On SI dishes on why a Hugh Freeze firing isn’t on the horizon for Auburn football
Auburn football’s Hugh Freeze era might just be getting started. Though the first two years of Freeze’s Tigers tenure have produced more losses than wins and haven’t seen the program’s underwhelming NFL draft output improve after falling off with Gus Malzahn’s departure, On SI’s Austin Walls foresees the arrangement continuing indefinitely.
“The fact that Auburn has signed Freeze for seven years says that they are committed for the long run. Coach Freeze’s buyout would be $20.3 million should the Tigers decide to let him go early now, per Maxwell Donaldson of the Gadsden Times via the Montgomery Advertiser,” Walls wrote.
“With year three coming up, Freeze will begin to have the players that he recruited on the field as well as the transfers he recruited from other schools. The Auburn Tigers could have a bright future in the Freeze Era.”
This isn’t the first time Freeze’s 2026 season was guaranteed. 247 Sports’ Phillip Marshall relayed as much via Twitter in response to an Auburn University professor’s criticism of Freeze’s tenure.
“He will get a third year and a fourth year,” Marshall said on October 19.
“What I know is that his bosses are all in,” Marshall added. “They recognize the total cluster he inherited and the way he is recruiting.”
Oh, and AU AD John Cohen personally confirmed Freeze wasn’t on any hot seat.
“No, not at any point,” Cohen told the Montgomery Advertiser. “I work at an incredible university with incredible leadership, with (University President) Dr. Chris Roberts. I have an incredible board that I serve at the pleasure of. There is constant communication in everything we do. Not just football, every one of our sports. And I really believe that all of us are on the same page. That doesn’t mean you don’t get disappointed. It doesn’t mean that you’re saying we can’t do things better. … But all the signs are there.

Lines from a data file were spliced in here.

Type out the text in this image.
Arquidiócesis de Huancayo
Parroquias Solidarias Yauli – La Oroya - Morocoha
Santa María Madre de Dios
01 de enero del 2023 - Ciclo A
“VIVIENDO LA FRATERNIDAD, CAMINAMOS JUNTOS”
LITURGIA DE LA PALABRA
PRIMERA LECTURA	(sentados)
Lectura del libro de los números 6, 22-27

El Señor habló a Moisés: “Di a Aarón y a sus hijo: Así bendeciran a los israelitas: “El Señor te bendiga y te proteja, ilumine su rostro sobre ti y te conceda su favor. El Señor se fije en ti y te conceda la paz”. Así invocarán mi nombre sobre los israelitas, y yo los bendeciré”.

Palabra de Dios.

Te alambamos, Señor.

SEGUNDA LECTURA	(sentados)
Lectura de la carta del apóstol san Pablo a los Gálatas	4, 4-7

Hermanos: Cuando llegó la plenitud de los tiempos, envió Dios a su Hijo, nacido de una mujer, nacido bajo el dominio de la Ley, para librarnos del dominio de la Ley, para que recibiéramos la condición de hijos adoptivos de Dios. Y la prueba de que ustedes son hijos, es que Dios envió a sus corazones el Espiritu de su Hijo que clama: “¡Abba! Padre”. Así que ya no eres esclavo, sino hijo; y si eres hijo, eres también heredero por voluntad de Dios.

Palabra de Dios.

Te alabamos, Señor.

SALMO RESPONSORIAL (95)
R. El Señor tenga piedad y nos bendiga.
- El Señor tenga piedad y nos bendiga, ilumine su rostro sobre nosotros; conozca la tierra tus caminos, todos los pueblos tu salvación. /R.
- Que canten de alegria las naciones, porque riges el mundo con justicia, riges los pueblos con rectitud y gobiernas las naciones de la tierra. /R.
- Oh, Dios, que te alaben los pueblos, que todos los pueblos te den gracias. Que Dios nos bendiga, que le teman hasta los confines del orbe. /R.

“Where there are top-10 recruiting classes, there is success to follow. Where there’s a team of people who are saying, ‘I will perform for this coach. I will work hard for this coach. I will help this coach in the recruiting process,’ you have something special happening.”
Freeze is being given grace after the disgrace that was Bryan Harsin’s nearly two years in charge on the Plains. There was never an easier act to follow at Auburn.
The first two years of Freeze’s tenure come close, though.